# Mathematics for a physics undergraduate

1. Jun 26, 2014

### woody4064

Hello,
I have just finished my second year of a theoretical physics degree (MPhys) at the University of Nottingham in the UK. I now have three months with relatively few commitments, and would like to learn some additional maths that would be useful, but am unsure what topics I should study. Given that I do a lot of general relativity over the next two years, and I hope to do a PhD in particle theory, could anyone give me advice?

2. Jun 27, 2014

### Student100

Differential geometry might be beneficial.

3. Jun 27, 2014

### WannabeNewton

4. Jun 27, 2014

### woody4064

Nth order ODEs with constant coefficients, Fourier transforms, using Fourier and separation of variables to solve PDEs, very basic stuff on tensors (as in, I know what they are, I know tensor notation but the only one I've ever used greater than order 2 is the Levi-Civita tensor), generating functions, vector calculus, and enough calculus of variations to derive the classical Lagrangian. Fairly typical stuff for a second year theoretical student.

5. Jun 27, 2014

### WannabeNewton

Presumably if you've seen Fourier series solutions to PDEs then you've also seen solutions to simple Sturm–Liouville systems using Legendre polynomials, spherical harmonics, and Bessel functions, particularly in the context of Frobenius' method in QM or Laplace's equation in EM? If not then you might want to pick that up from a book on mathematical methods in physics (e.g.

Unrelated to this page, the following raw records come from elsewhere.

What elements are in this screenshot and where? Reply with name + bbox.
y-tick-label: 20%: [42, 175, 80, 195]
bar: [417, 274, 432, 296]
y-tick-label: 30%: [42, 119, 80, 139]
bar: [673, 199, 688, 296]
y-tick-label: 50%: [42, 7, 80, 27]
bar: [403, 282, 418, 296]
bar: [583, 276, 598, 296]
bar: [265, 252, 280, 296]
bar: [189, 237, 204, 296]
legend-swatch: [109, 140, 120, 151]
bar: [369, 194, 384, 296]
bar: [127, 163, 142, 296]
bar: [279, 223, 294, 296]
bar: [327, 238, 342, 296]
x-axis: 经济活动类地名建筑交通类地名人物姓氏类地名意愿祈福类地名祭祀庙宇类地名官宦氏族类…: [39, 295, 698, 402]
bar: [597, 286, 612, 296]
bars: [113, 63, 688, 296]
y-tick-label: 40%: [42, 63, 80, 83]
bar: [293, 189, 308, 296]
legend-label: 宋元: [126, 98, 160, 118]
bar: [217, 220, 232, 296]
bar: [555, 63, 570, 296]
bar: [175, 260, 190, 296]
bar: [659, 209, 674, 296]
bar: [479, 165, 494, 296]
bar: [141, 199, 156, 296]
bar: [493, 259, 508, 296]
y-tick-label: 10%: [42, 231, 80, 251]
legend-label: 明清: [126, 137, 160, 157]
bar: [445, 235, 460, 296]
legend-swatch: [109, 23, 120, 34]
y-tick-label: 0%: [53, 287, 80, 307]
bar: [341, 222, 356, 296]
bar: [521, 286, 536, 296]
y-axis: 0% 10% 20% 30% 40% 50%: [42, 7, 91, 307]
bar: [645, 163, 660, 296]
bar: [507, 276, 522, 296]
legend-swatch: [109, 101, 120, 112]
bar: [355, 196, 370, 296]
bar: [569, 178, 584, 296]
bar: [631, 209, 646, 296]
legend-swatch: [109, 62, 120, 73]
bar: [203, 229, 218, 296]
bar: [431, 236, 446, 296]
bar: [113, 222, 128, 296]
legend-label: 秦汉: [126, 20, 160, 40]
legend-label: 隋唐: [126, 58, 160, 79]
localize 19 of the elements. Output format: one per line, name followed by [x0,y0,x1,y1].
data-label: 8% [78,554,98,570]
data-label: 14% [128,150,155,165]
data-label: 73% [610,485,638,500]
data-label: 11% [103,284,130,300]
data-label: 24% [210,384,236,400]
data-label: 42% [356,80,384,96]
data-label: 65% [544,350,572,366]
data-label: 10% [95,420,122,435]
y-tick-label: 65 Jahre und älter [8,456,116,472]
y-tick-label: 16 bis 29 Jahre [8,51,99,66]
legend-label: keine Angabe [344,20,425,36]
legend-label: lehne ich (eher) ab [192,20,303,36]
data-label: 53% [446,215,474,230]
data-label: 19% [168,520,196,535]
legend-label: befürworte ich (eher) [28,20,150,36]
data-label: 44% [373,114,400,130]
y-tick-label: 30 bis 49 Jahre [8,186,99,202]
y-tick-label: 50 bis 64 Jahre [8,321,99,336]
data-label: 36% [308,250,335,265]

Arfken). If you've gotten that down then make sure you also spend some time on contour integration and the residue theorem/Laurent series; you will also find this in Arfken.

I'm also assuming you know linear algebra inside and out at this point, which you probably do given that you're second year. Then as far as general relativity goes, the only thing you would really need to spend time on with regards to math is differential geometry. You can go ahead and try to learn it from a pure math book if you wish-you'll find tons of threads here and elsewhere suggesting books for that. Or you could just start studying GR now and pickup the differential geometry as you go along since all GR books will have a few chapters on the necessary aspects of it.

The only other thing I can think of that would be of great use to you is representation theory, if your interest is HEPT. You can again go the pure math route here but you would probably be much better served going through a book on rep theory that has a physics student in mind. Some time ago the user dextercioby recommend to me the following: https://www.amazon.com/Relativity-Groups-Particles-Relativistic-Symmetry/dp/3211834435 and I've found it to be absolutely brilliant so you should check it out.

Good luck!

Last edited by a moderator: May 6, 2017